Public scrutiny of science and the scientific method can never be a bad thing, especially when the research involves something as important as climate change. But there must come a time when the results are accepted by all reasonable people. This time has surely come in the case of the "Climategate" emails stolen from the University of East Anglia and posted on the internet last autumn with the evident purpose of discrediting scientists at the centre of the effort to understand climate change.
Yesterday, we were able to see the third and most detailed report on the affair, written by an expert team led by Sir Muir Russell. It broadly came to the same conclusion as the two previous reports, by the House of Commons science and technology committtee and by a scientific panel led by the distinguished scientist Lord Oxburgh. All three inquiries have failed to find any evidence of scientific misconduct, or any suggestion that the scientists were somehow engaged in a conspiracy to mislead their scientific colleagues, or the public, about the nature of climate change. Two inquiries by Pennsylvania State University have also exonerated the American scientists at the other end of the email exchange.
There are, of course, important lessons to be learnt from this affair. The first, most general one, is that scientists must, in the age of the internet, be more open to public scrutiny, rather than relying solely on the peer-review process. Informed bloggers have played an important role in identifying errors and misconceptions within mainstream science, just as they have in other spheres of life. Scientists must learn to live in this new atmosphere and open their notebooks and computer algorithms to inspection.
There is a corollary to this. Professional scientists have a right to conduct their research in a way that permits justifiable confidentiality. They have a right to privacy, but that does not mean that their data should forever remain private.
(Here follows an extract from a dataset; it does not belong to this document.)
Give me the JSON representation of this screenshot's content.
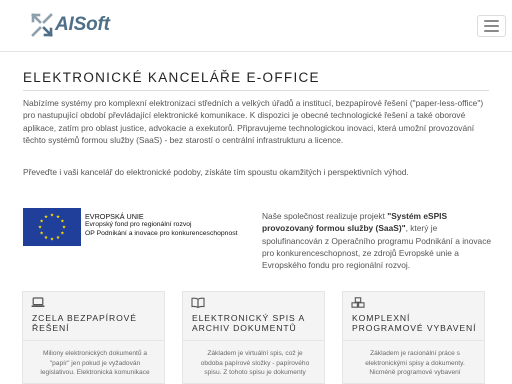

The most important message to emerge from the three British and two US inquiries, however, is that there is no evidence whatsoever to support the view that climate scientists set out to manipulate or falsify data in order to boost the case for climate change. There is now a wealth of perfectly acceptable evidence the other way: to support the main conclusions of the Intergovernmental Panel on Climate Change. We should not be distracted any further from formulating effective policies to deal with it.